The Messi Factor - and Argentina's Tactical Ceiling
Messi is the leading scorer at this World Cup and the all-time top scorer in World Cup history. Those are the facts, and no tactical discussion about Argentina can be held without acknowledging them. Switzerland's best-case scenario is that they replicate what Egypt achieved for most of that match in Atlanta: pack the central lanes, deny Messi the space between the lines and force Argentina's supporting cast to find answers on their own. Egypt almost pulled it off. Switzerland are a considerably better defensive unit than Egypt. The issue for Yakin is that even Egypt, even with a two-goal lead, could not hold Argentina. That collective belief - the unshakeable certainty that games are never over - is an intangible that Scaloni's squad has carried since their 2021 Copa America triumph, reinforced by the 2022 World Cup and the 2024 Copa America retention. It is not swagger. It is something quieter and more durable. Whether Lautaro Martinez earns a start over the misfiring Julian Alvarez, and whether that changes Argentina's attacking dynamism, will be one of the key sub-plots to watch.
What Our Writers Think
Our panel is split on the outcome, which in itself tells you something about how genuinely open this tie is. The majority lean towards Argentina advancing, but no one is predicting a comfortable evening.

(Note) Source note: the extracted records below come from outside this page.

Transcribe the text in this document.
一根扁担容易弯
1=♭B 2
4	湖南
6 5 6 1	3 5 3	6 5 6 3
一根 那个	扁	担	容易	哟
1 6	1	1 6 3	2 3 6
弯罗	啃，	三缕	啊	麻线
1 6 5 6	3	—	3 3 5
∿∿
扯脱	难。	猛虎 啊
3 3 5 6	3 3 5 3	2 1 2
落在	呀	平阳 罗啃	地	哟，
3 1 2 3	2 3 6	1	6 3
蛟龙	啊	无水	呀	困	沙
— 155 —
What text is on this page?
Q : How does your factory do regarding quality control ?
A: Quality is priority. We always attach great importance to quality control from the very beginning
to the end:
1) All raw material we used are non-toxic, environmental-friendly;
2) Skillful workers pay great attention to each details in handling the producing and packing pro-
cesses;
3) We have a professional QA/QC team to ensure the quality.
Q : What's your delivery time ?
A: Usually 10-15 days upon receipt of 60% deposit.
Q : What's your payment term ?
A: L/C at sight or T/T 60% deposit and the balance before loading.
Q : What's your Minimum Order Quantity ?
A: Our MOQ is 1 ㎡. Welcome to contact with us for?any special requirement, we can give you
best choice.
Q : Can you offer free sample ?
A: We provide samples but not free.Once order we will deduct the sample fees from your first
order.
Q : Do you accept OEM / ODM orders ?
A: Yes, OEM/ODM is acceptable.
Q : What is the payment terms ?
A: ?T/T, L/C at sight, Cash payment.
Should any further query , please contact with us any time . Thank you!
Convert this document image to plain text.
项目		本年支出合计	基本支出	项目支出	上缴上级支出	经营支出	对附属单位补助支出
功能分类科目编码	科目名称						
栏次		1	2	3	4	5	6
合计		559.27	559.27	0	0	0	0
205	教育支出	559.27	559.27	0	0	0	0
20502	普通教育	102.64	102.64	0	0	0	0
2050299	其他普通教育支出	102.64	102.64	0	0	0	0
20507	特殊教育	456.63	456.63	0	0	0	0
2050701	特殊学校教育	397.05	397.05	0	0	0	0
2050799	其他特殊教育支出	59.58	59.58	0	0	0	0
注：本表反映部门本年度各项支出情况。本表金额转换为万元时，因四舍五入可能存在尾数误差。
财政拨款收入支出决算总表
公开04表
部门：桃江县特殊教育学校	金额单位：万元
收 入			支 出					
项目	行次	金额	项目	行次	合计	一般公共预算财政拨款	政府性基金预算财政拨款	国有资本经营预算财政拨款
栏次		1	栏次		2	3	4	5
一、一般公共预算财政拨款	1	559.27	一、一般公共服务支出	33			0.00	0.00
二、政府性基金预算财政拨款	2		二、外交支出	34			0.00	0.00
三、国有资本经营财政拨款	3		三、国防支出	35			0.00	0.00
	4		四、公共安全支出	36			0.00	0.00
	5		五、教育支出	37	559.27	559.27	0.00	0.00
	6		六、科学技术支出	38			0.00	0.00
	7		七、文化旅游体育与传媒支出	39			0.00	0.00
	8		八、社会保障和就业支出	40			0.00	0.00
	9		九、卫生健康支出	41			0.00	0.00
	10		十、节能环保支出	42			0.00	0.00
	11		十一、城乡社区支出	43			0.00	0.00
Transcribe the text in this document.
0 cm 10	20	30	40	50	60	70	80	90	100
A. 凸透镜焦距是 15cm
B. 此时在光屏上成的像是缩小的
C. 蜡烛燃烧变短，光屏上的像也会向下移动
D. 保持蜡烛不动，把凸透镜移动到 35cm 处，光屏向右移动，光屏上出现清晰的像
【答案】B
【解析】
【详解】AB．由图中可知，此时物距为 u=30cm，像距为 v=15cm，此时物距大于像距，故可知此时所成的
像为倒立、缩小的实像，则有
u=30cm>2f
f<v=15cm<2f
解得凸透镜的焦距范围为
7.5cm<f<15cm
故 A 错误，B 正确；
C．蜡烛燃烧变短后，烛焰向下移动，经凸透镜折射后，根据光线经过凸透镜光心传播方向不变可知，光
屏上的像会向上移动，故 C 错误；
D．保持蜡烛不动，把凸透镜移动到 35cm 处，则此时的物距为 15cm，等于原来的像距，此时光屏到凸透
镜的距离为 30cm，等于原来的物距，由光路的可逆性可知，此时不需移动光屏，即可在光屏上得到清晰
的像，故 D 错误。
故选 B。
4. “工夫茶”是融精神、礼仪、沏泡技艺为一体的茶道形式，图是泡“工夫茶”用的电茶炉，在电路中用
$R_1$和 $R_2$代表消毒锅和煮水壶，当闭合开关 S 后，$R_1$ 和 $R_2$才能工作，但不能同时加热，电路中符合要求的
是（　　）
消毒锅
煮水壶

- Conor O'Neill: Argentina 1-0 Switzerland. Switzerland lack the attacking firepower to hurt Argentina without Manzambi, but they will make it hard.
- Phil Hay: Argentina 2-0 Switzerland. Expects Argentina to score first, which forces Switzerland to open up - and Messi to punish them.
- James Horncastle: Argentina 2-2 Switzerland, Argentina on penalties. Switzerland are better than their reputation. Xhaka and Freuler form a tigerish midfield. Emiliano Martinez may be needed.
- Anantaajith Raghuraman: Argentina 2-1 Switzerland after extra time. Messi proves the difference, but the Swiss drag it past 90 minutes - just as they did in 2014.
- Max Mathews: Switzerland 3-2 Argentina after extra time. Argentina are defensively porous and dependent on a 39-year-old. The upset is possible.
The 100th match of this World Cup deserves a big occasion. Argentina's campaign has been defined by drama, resilience and the constant, nagging sense that something is not quite right. Switzerland's has been defined by organisation, patience and collective belief of a different but equally stubborn kind. Kansas City is the setting. Saturday is the date. Messi is on one side, Xhaka on the other. However it ends, it will not be forgettable.